Anonymous 0 Comments

The amount of data being transmitted is tiny so the communication speed is not an issue. Contactless wins because you just have to position the card reasonably close to the reader. For contactless you have to align the card in a slot and insert which takes longer.

Anonymous 0 Comments

Dipping the EMV chip credit card and tapping a contactless credit card takes the same time in my experience. This is the bank process. It may seem slower only because they make you pull the card out once the entire charge slip printout is done, whereas you can remove the tapped card before the slip is printed for example.

There’s a possibility that the protocol is different elsewhere and EMV processing really needs the card to be in until charge slip printout. But that’s a design flaw if so from when banks didn’t think it’s needed optimize.

Anonymous 0 Comments

It’s all based on software. Most software that were developed for machines that only accepted insert and swipe were developed badly with “inefficient” code. It was also made pre-2000 era.

Now these software connects to payment gateways that are older than my grandpa. Thus, the development and re-engineering for that code is difficult and very tedious (languages are old and outdated, no documentation and devs back then didn’t like to leave comments for some reason so we gotta figure out what entity works with what). Also, any major iterations will likely need to get re-certified. No one wants to work on that.

So most of the time, companies would port w/ minor changes to the code such as optimization, compatibility, to the new device. However, since Contactless Payments were developed in the 2000s w/ the addition of NFC on mobile devices shortly after, the development of that code is much more optimized for modern devices.

Tap and chip have the same level of safety (from the merchant’s end), technically, the chip is safer to prevent fraud, but when it’s tap any chargeback will have a liability shift (all chargebacks goes to MC/Visa/Amex instead of the merchant [at least in Canada]). From the customer’s end, there’s no difference. Tap is simply more convenient.

Also, if you want to know the safest and convenient way to pay: Apple Pay / Google Pay.

The reason why I always encourage people to pay with their digital wallets is because of traceability. What u/BaggyHairyNips mentioned is right. When you register your card with Apple Pay/GPay, you don’t just save your card on there.
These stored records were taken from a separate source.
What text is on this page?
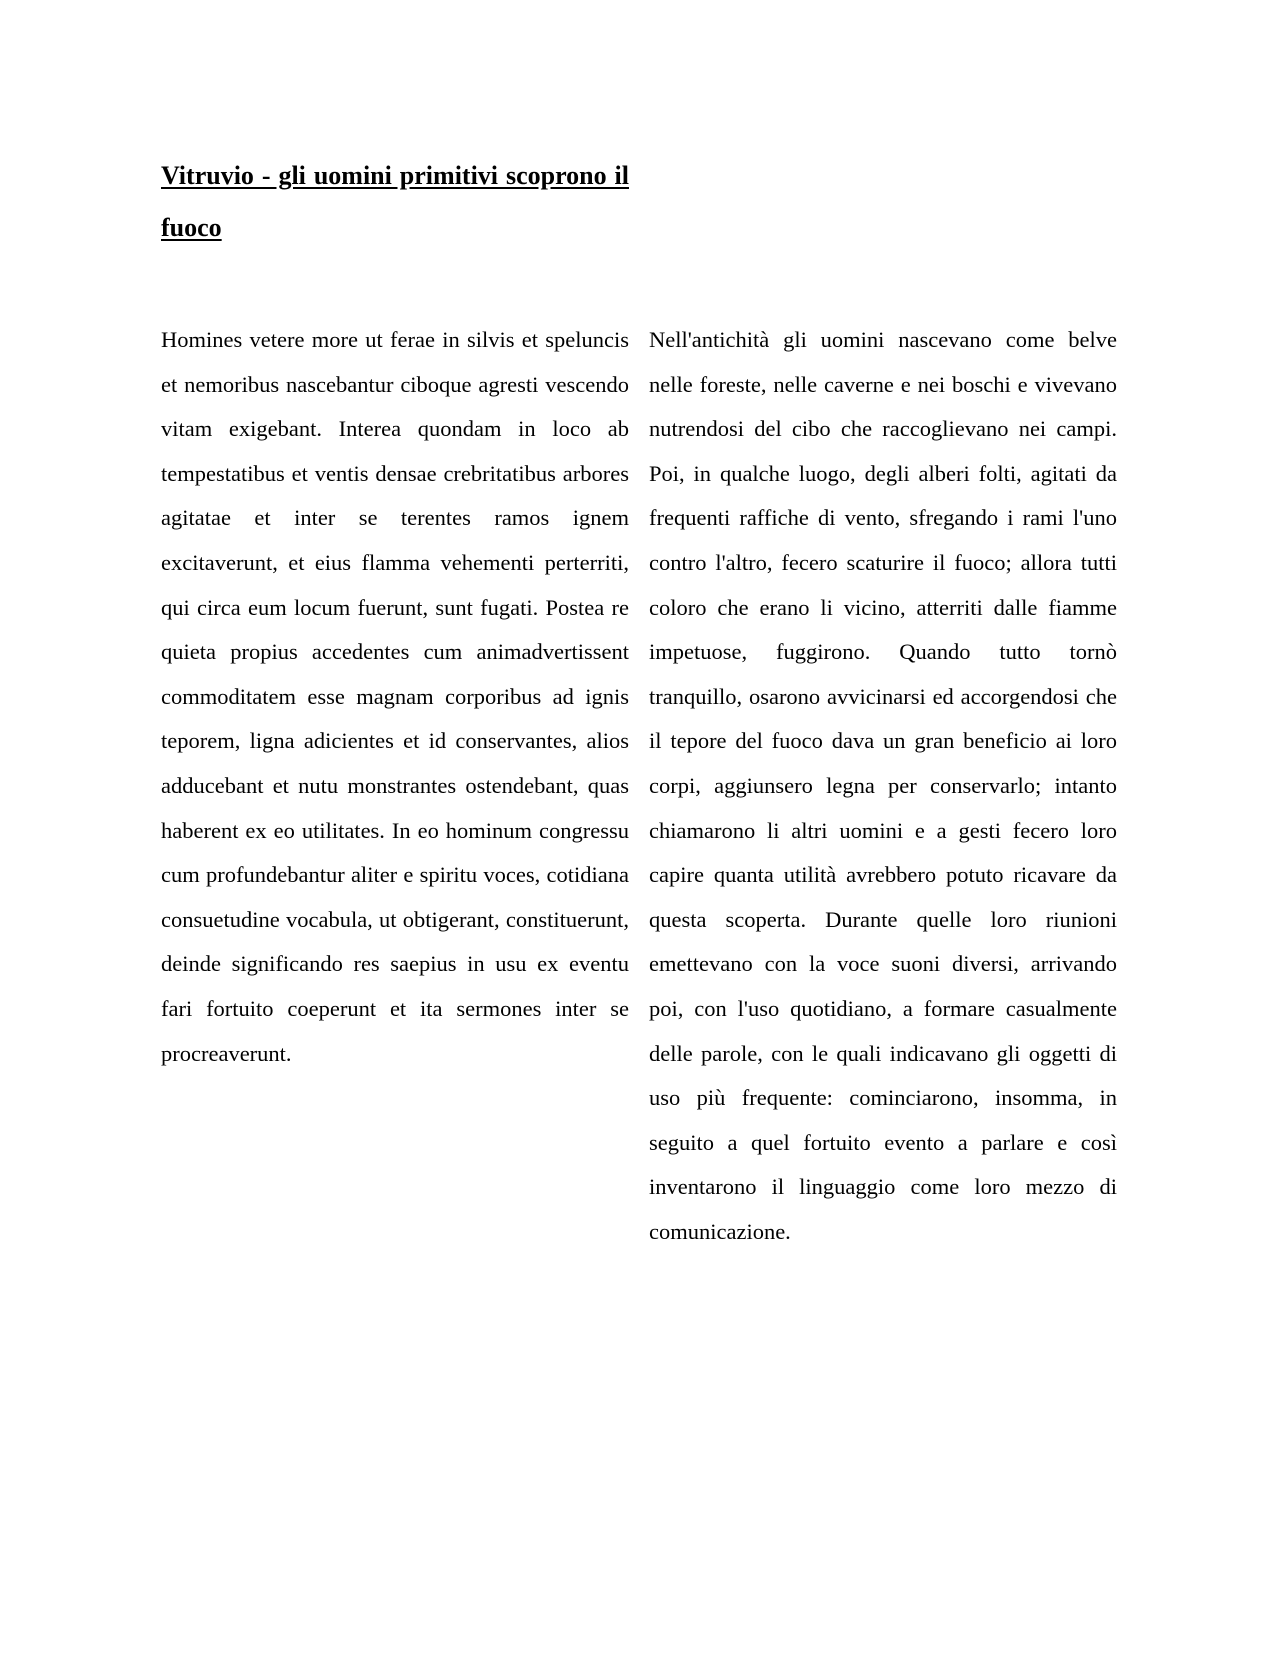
Vitruvio - gli uomini primitivi scoprono il fuoco

Homines vetere more ut ferae in silvis et speluncis et nemoribus nascebantur ciboque agresti vescendo vitam exigebant. Interea quondam in loco ab tempestatibus et ventis densae crebritatibus arbores agitatae et inter se terentes ramos ignem excitaverunt, et eius flamma vehementi perterriti, qui circa eum locum fuerunt, sunt fugati. Postea re quieta propius accedentes cum animadvertissent commoditatem esse magnam corporibus ad ignis teporem, ligna adicientes et id conservantes, alios adducebant et nutu monstrantes ostendebant, quas haberent ex eo utilitates. In eo hominum congressu cum profundebantur aliter e spiritu voces, cotidiana consuetudine vocabula, ut obtigerant, constituerunt, deinde significando res saepius in usu ex eventu fari fortuito coeperunt et ita sermones inter se procreaverunt.

Nell'antichità gli uomini nascevano come belve nelle foreste, nelle caverne e nei boschi e vivevano nutrendosi del cibo che raccoglievano nei campi. Poi, in qualche luogo, degli alberi folti, agitati da frequenti raffiche di vento, sfregando i rami l'uno contro l'altro, fecero scaturire il fuoco; allora tutti coloro che erano li vicino, atterriti dalle fiamme impetuose, fuggirono. Quando tutto tornò tranquillo, osarono avvicinarsi ed accorgendosi che il tepore del fuoco dava un gran beneficio ai loro corpi, aggiunsero legna per conservarlo; intanto chiamarono li altri uomini e a gesti fecero loro capire quanta utilità avrebbero potuto ricavare da questa scoperta. Durante quelle loro riunioni emettevano con la voce suoni diversi, arrivando poi, con l'uso quotidiano, a formare casualmente delle parole, con le quali indicavano gli oggetti di uso più frequente: cominciarono, insomma, in seguito a quel fortuito evento a parlare e così inventarono il linguaggio come loro mezzo di comunicazione.
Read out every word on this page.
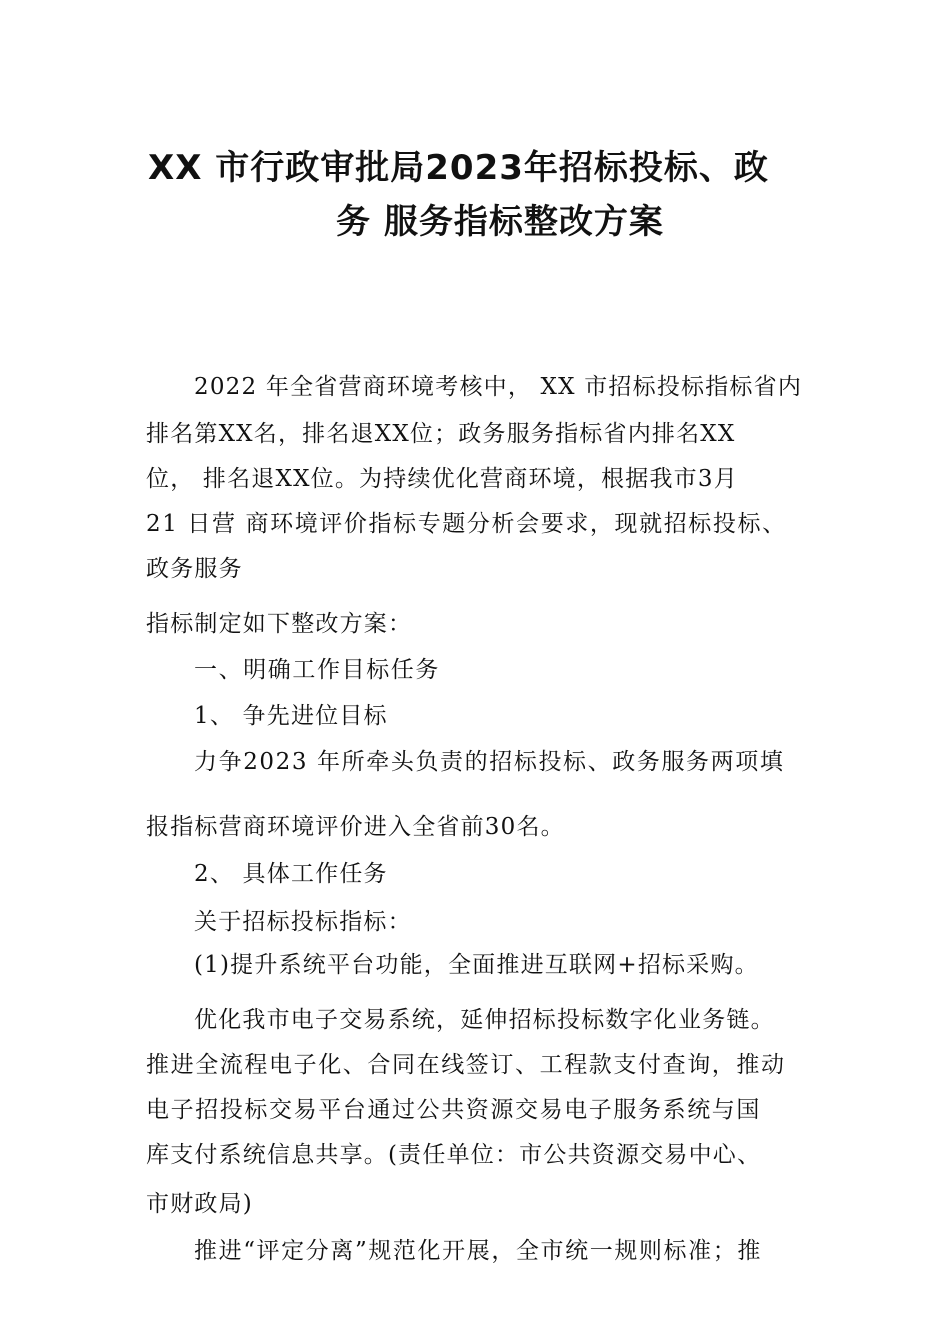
XX 市行政审批局2023年招标投标、政
务 服务指标整改方案
2022 年全省营商环境考核中， XX 市招标投标指标省内
排名第XX名，排名退XX位；政务服务指标省内排名XX
位， 排名退XX位。为持续优化营商环境，根据我市3月
21 日营 商环境评价指标专题分析会要求，现就招标投标、
政务服务
指标制定如下整改方案：
一、明确工作目标任务
1、 争先进位目标
力争2023 年所牵头负责的招标投标、政务服务两项填
报指标营商环境评价进入全省前30名。
2、 具体工作任务
关于招标投标指标：
(1)提升系统平台功能，全面推进互联网+招标采购。
优化我市电子交易系统，延伸招标投标数字化业务链。
推进全流程电子化、合同在线签订、工程款支付查询，推动
电子招投标交易平台通过公共资源交易电子服务系统与国
库支付系统信息共享。(责任单位：市公共资源交易中心、
市财政局)
推进“评定分离”规范化开展，全市统一规则标准；推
Apple/Google creates a token from your card (basically puts all of your cardholder data [number, exp date, name, CVV as of recently] and encrypts all of that and hashes it out) and pays everything with that token. This not only guarantees that the card is not a fraud for the merchant (as you can’t have a stolen card on a digital wallet [unless you stole the phone and know the password]) as well as from the consumer’s end, you have instant traceability (Apple/Google will have their own transaction history on the phone) so you don’t need to wait till the transaction settles EOD to figure out if something went wrong or not.

Also, do note that this is kinda the order for the regions the most advanced in payment security to the least (note that this is mostly based on eCommerce, as security for Card Present is similar around the world):

Europe (requires SCA, 3DS)

Canada (most merchants adopted 3DS)

Asia

USA (lack of 3DS implementation for some key merchants)

Africa

Source: I work for a Fortune 500 in the payment industry.

Anonymous 0 Comments

Contactless and contact methods have different processing flows.

[https://www.uspaymentsforum.org/wp-content/uploads/2016/09/Optimizing-Txn-Speed-WP-FINALV3-October-2017.pdf](https://www.uspaymentsforum.org/wp-content/uploads/2016/09/Optimizing-Txn-Speed-WP-FINALV3-October-2017.pdf)

See Page 9 for Contact and Page 21 for Contactless. You don’t need to know the exact specifications, but look at the pink box between the card/device and the reader. For Contact, observe there are 3 round trip communications; for Contactless, there are 2.